We argue that the most important metrics for a developer are (i) the wall-clock time to run PyEx over the test suite and (ii) the coverage achieved over this time. In our experiments, PyEx with z3 and with z3-str finished in 717 min and 829 min, respectively. By comparison, PyEx with the recommended configuration of cvc4 (cvc4+fs) finished in 295 min, which represents a speedup of \(59\% \) and \(64\% \) respectively over the other solvers. To compare coverage, we used the Python coverage library to measure both line coverage, the percentage of executed source lines, and branch coverage, the number of witnessed branch outcomes, of the test suite during symbolic execution. The line coverage of PyEx with cvc4+fs, z3, and z3-str was respectively \(8.48\%, 8.41\% \), and \(8.34\% \),Footnote 6 whereas the branch coverage was 3612, 3895, and 3500. Taking both metrics into account, we conclude that cvc4+fs is highly effective for PyEx since it achieves similar coverage as the other tools while running significantly faster.

6 Concluding Remarks and Future Work

We have presented a calculus for extended string constraints that relies on both bounded quantifier elimination and context-dependent simplification techniques. The latter led to significant performance benefits for constraints coming from symbolic execution of Python programs. An implementation of these techniques in cvc4 has 3.8 times fewer timeouts and enables the PyEx symbolic executor to achieve comparable program coverage on our test suite while using only \(41\% \) of the runtime compared to other solvers.

Our analysis on program coverage indicates that an interesting research avenue for future work would be to determine correlations between certain features of models generated by string solvers and their utility in a symbolic executor, since different models may lead to different symbolic executions and hence different overall analyses.

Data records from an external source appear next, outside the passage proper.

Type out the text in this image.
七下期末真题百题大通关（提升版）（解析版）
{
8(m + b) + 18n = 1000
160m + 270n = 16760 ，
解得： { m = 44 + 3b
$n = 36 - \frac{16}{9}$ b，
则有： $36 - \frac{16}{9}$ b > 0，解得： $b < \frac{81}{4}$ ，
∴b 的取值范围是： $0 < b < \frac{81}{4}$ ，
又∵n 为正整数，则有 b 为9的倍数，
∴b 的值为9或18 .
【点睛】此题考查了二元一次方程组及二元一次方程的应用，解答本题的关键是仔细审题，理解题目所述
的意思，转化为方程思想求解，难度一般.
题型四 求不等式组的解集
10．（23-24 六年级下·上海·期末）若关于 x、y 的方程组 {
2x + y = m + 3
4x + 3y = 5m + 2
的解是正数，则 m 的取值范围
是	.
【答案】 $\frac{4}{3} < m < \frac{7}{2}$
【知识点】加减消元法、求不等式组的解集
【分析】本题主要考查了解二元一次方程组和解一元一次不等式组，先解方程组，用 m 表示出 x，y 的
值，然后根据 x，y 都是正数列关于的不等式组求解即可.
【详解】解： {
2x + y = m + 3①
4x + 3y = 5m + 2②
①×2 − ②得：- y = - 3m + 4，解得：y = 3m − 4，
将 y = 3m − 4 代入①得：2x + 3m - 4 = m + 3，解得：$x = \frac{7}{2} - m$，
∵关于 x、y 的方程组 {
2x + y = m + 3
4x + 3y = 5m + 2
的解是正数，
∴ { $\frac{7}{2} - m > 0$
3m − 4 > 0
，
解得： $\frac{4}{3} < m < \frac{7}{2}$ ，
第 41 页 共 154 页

We plan to develop context-dependent simplification techniques for other string functions, including conversion functions \(\mathsf {str\_to\_int}\) and \(\mathsf {int\_to\_str}\), and to adapt these techniques to other SMT theories. Notably, we would like to use context-dependent simplification to optimize lazy approaches for fixed-width bit-vectors [14] where it is beneficial to avoid bit-blasting bit-vector operators, such as multiplication, that require elaborate encodings.